Additionally, in the embodiments of the present invention described above,
Although ink is described as a liquid, it is an ink that solidifies at room temperature or below, but softens or liquefies at room temperature, or in an inkjet method, the ink itself is
Generally, the temperature is adjusted within the range of 0°C or more and 70°C or less so that the viscosity of the ink is within the stable ejection range, so even if the ink is in a liquid state when the recording signal is applied. Bye. In addition, the temperature increase caused by thermal energy can be actively prevented by using the energy to change the state of the ink from a solid state to a liquid state, or ink that solidifies when left standing is used to prevent ink evaporation. In any case, the ink is liquefied by applying thermal energy in accordance with the recording signal, and the liquid ink is ejected, and the ink already begins to solidify by the time it reaches the recording medium. The present invention is also applicable when using ink that is liquefied only by thermal energy. The ink used in this case is
Publication No. 4-56847 or JP-A-60-71260
As described in the above publication, the porous sheet may have a form in which a liquid or solid substance is held in the concave portions or through holes thereof and is opposed to the electrothermal converter. In the present invention, the most effective method for each of the above-mentioned inks is to implement the above-mentioned film boiling method.

In addition, the inkjet recording apparatus of the present invention may take the form of an image output terminal for information processing equipment such as a computer, a copying apparatus combined with a reader, etc., or a facsimile apparatus having a transmitting/receiving function.

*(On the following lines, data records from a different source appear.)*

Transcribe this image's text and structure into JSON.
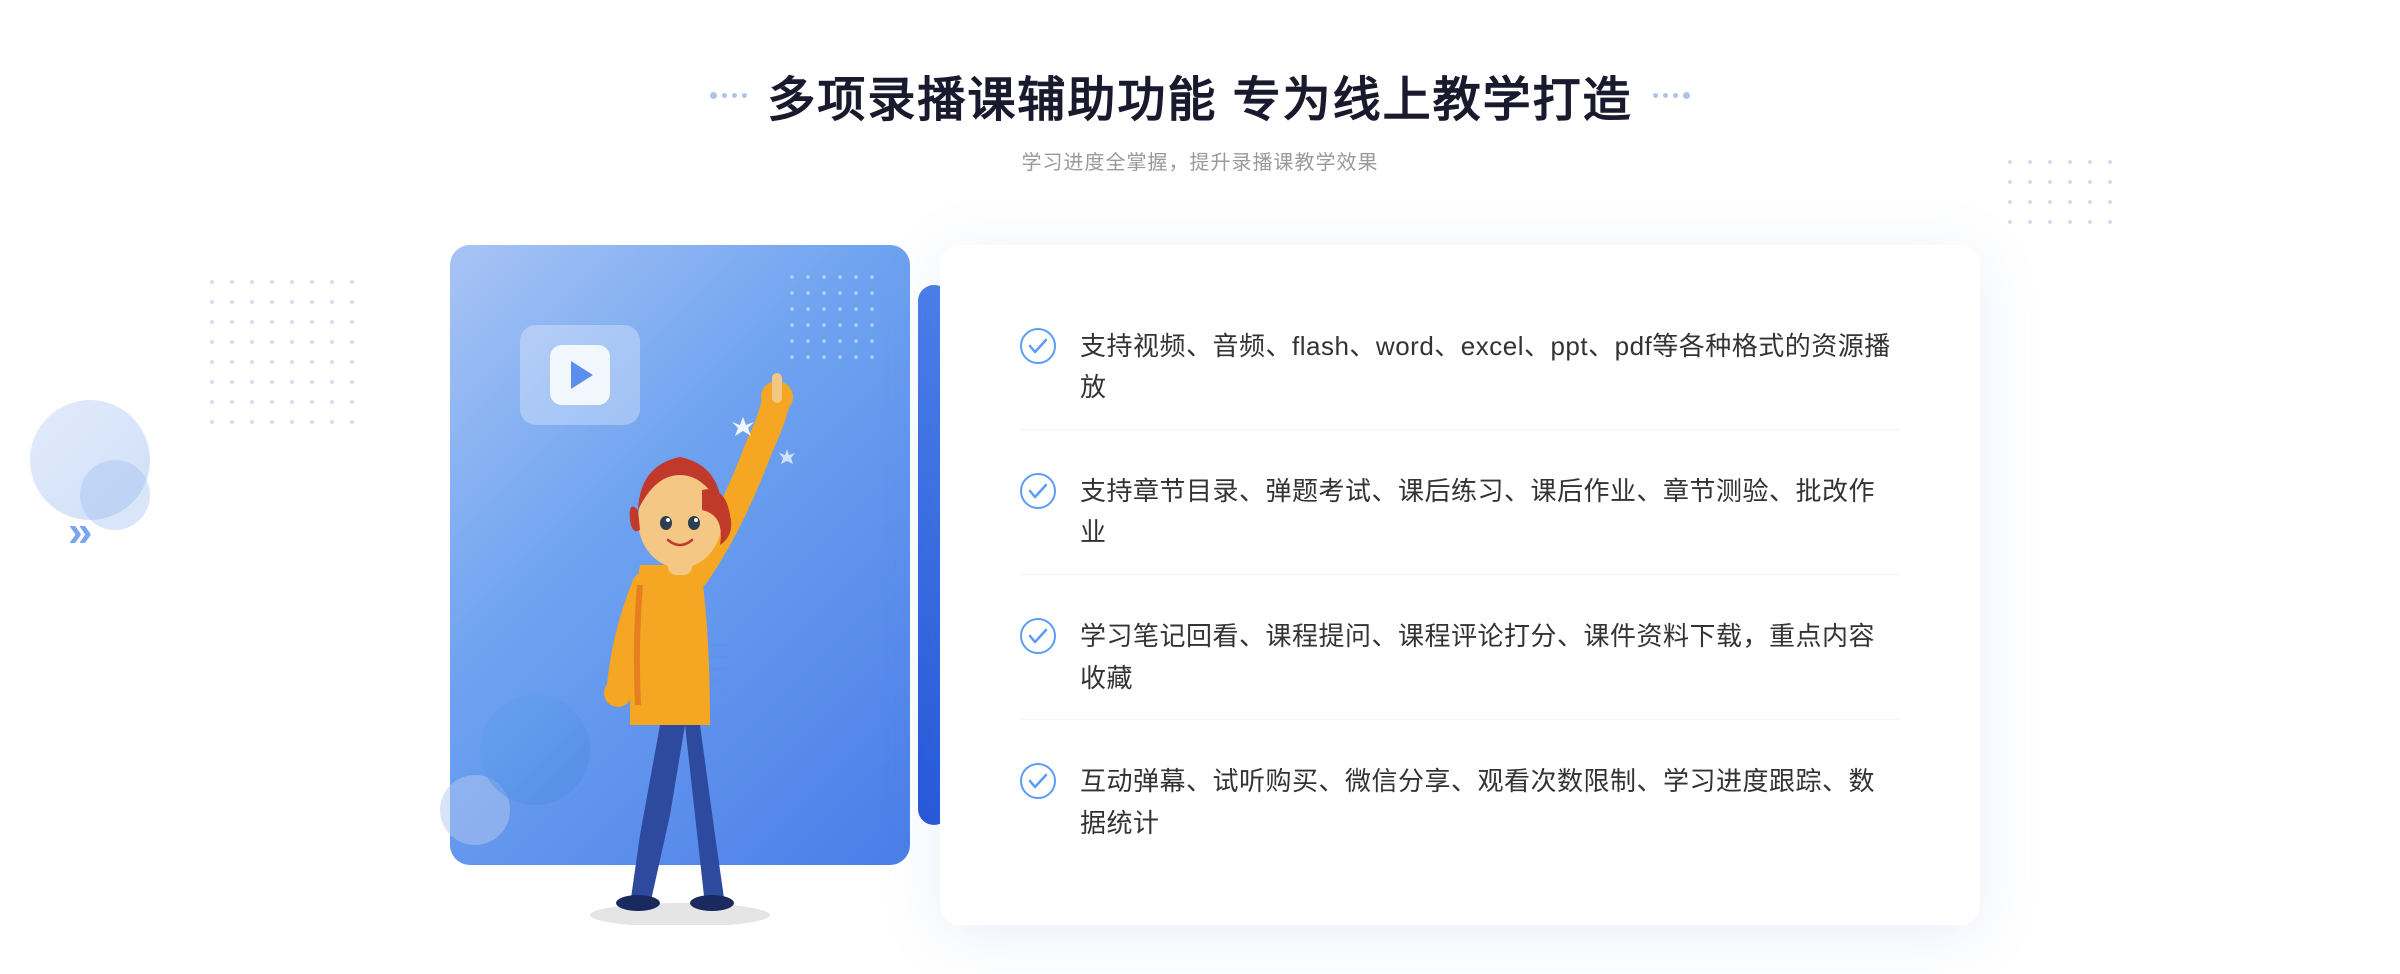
{
  "header": {
    "title": "多项录播课辅助功能 专为线上教学打造",
    "subtitle": "学习进度全掌握，提升录播课教学效果",
    "decoration_dots": "··· ···"
  },
  "features": [
    {
      "id": 1,
      "text": "支持视频、音频、flash、word、excel、ppt、pdf等各种格式的资源播放"
    },
    {
      "id": 2,
      "text": "支持章节目录、弹题考试、课后练习、课后作业、章节测验、批改作业"
    },
    {
      "id": 3,
      "text": "学习笔记回看、课程提问、课程评论打分、课件资料下载，重点内容收藏"
    },
    {
      "id": 4,
      "text": "互动弹幕、试听购买、微信分享、观看次数限制、学习进度跟踪、数据统计"
    }
  ],
  "colors": {
    "primary_blue": "#4a7de8",
    "light_blue": "#a8c4f5",
    "text_dark": "#1a1a2e",
    "text_gray": "#999999",
    "text_normal": "#333333",
    "check_color": "#5b9cf6"
  }
}
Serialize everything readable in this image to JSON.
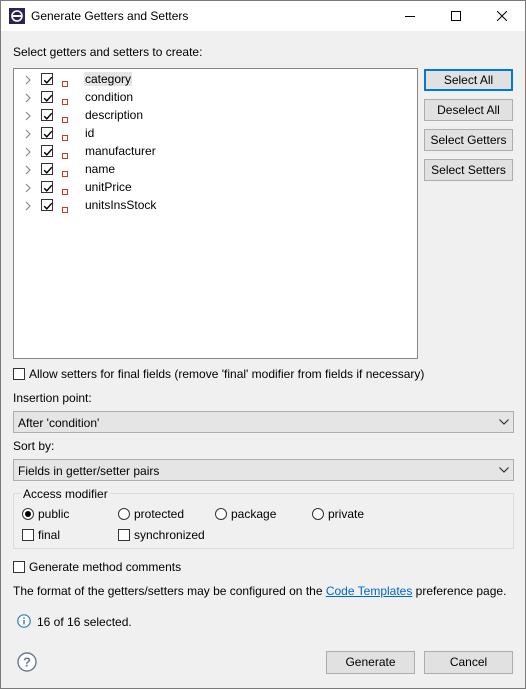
{
  "window": {
    "title": "Generate Getters and Setters"
  },
  "heading": "Select getters and setters to create:",
  "fields": [
    {
      "name": "category",
      "checked": true,
      "selected": true
    },
    {
      "name": "condition",
      "checked": true,
      "selected": false
    },
    {
      "name": "description",
      "checked": true,
      "selected": false
    },
    {
      "name": "id",
      "checked": true,
      "selected": false
    },
    {
      "name": "manufacturer",
      "checked": true,
      "selected": false
    },
    {
      "name": "name",
      "checked": true,
      "selected": false
    },
    {
      "name": "unitPrice",
      "checked": true,
      "selected": false
    },
    {
      "name": "unitsInsStock",
      "checked": true,
      "selected": false
    }
  ],
  "side_buttons": {
    "select_all": "Select All",
    "deselect_all": "Deselect All",
    "select_getters": "Select Getters",
    "select_setters": "Select Setters"
  },
  "allow_setters_final": {
    "label": "Allow setters for final fields (remove 'final' modifier from fields if necessary)",
    "checked": false
  },
  "insertion_point": {
    "label": "Insertion point:",
    "value": "After 'condition'"
  },
  "sort_by": {
    "label": "Sort by:",
    "value": "Fields in getter/setter pairs"
  },
  "access_modifier": {
    "title": "Access modifier",
    "options": [
      "public",
      "protected",
      "package",
      "private"
    ],
    "selected": "public",
    "final_label": "final",
    "final_checked": false,
    "synchronized_label": "synchronized",
    "synchronized_checked": false
  },
  "generate_comments": {
    "label": "Generate method comments",
    "checked": false
  },
  "format_note": {
    "before": "The format of the getters/setters may be configured on the ",
    "link": "Code Templates",
    "after": " preference page."
  },
  "status": "16 of 16 selected.",
  "buttons": {
    "generate": "Generate",
    "cancel": "Cancel"
  },
  "colors": {
    "field_icon": "#c0392b",
    "link": "#0066cc",
    "default_button_border": "#0078d7",
    "info_icon": "#2b7bb9"
  }
}
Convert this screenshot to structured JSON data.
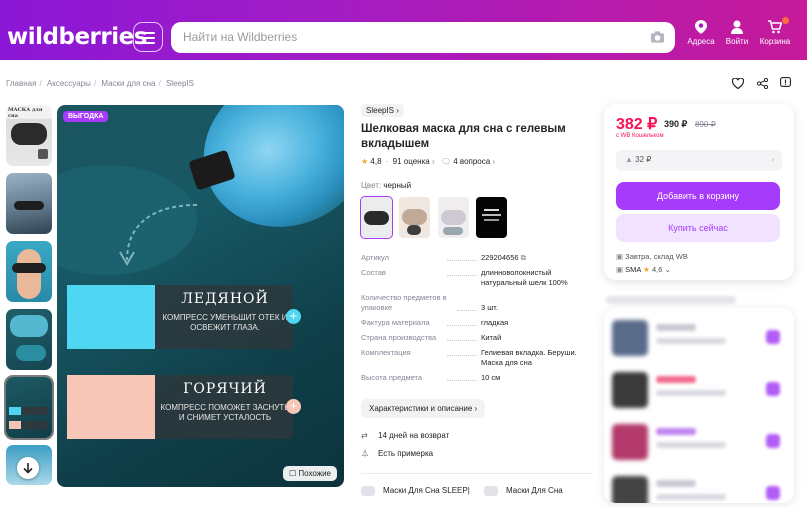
{
  "header": {
    "logo": "wildberries",
    "search_placeholder": "Найти на Wildberries",
    "nav": [
      "Адреса",
      "Войти",
      "Корзина"
    ]
  },
  "breadcrumbs": [
    "Главная",
    "Аксессуары",
    "Маски для сна",
    "SleepIS"
  ],
  "gallery": {
    "promo_label": "ВЫГОДКА",
    "panel1_title": "ЛЕДЯНОЙ",
    "panel1_text": "КОМПРЕСС УМЕНЬШИТ ОТЕК И ОСВЕЖИТ ГЛАЗА.",
    "panel2_title": "ГОРЯЧИЙ",
    "panel2_text": "КОМПРЕСС ПОМОЖЕТ ЗАСНУТЬ И СНИМЕТ УСТАЛОСТЬ",
    "similar_label": "Похожие",
    "thumb_caption": "МАСКА для сна"
  },
  "product": {
    "brand": "SleepIS",
    "title": "Шелковая маска для сна с гелевым вкладышем",
    "rating": "4,8",
    "reviews": "91 оценка",
    "questions": "4 вопроса",
    "color_label": "Цвет:",
    "color_value": "черный",
    "specs": [
      {
        "k": "Артикул",
        "v": "229204656"
      },
      {
        "k": "Состав",
        "v": "длинноволокнистый натуральный шелк 100%"
      },
      {
        "k": "Количество предметов в упаковке",
        "v": "3 шт."
      },
      {
        "k": "Фактура материала",
        "v": "гладкая"
      },
      {
        "k": "Страна производства",
        "v": "Китай"
      },
      {
        "k": "Комплектация",
        "v": "Гелиевая вкладка. Беруши. Маска для сна"
      },
      {
        "k": "Высота предмета",
        "v": "10 см"
      }
    ],
    "chars_button": "Характеристики и описание",
    "return_text": "14 дней на возврат",
    "fitting_text": "Есть примерка",
    "tag1": "Маски Для Сна SLEEP|",
    "tag2": "Маски Для Сна"
  },
  "buy": {
    "price": "382 ₽",
    "price_no_wallet": "390 ₽",
    "old_price": "890 ₽",
    "wallet_note": "с WB Кошельком",
    "cashback": "32 ₽",
    "add_to_cart": "Добавить в корзину",
    "buy_now": "Купить сейчас",
    "delivery": "Завтра, склад WB",
    "seller": "SMA",
    "seller_rating": "4,6"
  },
  "colors": {
    "accent": "#a63bfb",
    "price": "#f91155",
    "header_start": "#8b17d6",
    "header_end": "#c61a9a"
  }
}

It may also be something.

[Effects of the Invention] As described above, according to the present invention, since the structure is configured as described above, there is an effect that the stable operation speed can be made faster and at the same time, high efficiency can be realized.

[Brief explanation of the drawing]

Fig. 1 is a circuit diagram showing one embodiment of the present invention, and Fig. 2 is a circuit diagram showing an embodiment of the present invention.
3 is an explanatory diagram illustrating an example of a heater driving method of a bubble jet recording recording head; FIG. 4 is a timing chart showing an example of timing of each part of the circuit shown in FIG. 3; FIG. . FIG. 5 is an explanatory diagram illustrating another example of a heater driving method for a recording head using the bubble jet recording method, FIG. 6 is a timing chart showing an example of the timing of each part of the circuit shown in FIG. 5, and FIG. 7 is a bidirectional current A circuit diagram showing a conventional example of a switching circuit. Fig. 8 is a diagram showing the relationship between the applied voltage level and the direction of load current in the circuit shown in Fig. 7. Fig. 9 shows an example of the timing of each part of the circuit shown in Fig. 7. This is a timing chart. 101.109...pMOsFET, 102.110
-・-nMOsFET, 103.104,105. il
l, 112, 113-npn transistor, 117.
··load. Figure 1 Figure 3 Sl ------□l
zt - U111 ---- Figure 4 Figure 7

Claims (1)

[Scope of Claims] 1) A bidirectional current switching circuit configured with complementary switching elements, characterized in that an impedance element is provided for controlling on/off timing of the complementary switching elements. Directional current switching circuit. 2) a first bidirectional current switching circuit having a complementary switching element and an impedance element for controlling on/off timing of the complementary switching element; and complementary to the first bidirectional current switching circuit. A drive circuit comprising: a second bidirectional current switching circuit that performs a switching operation; and a load connected between the first and second bidirectional current switching circuits. 3) The load is a heat-generating resistor that causes a state change in the ink due to heat and causes the ink to be ejected from the ink ejection port to form flying droplets based on the state change. 2. The drive circuit according to 2. 4) The drive circuit according to claim 3, wherein the heat generating portion of the heat generating resistor is in direct contact with ink.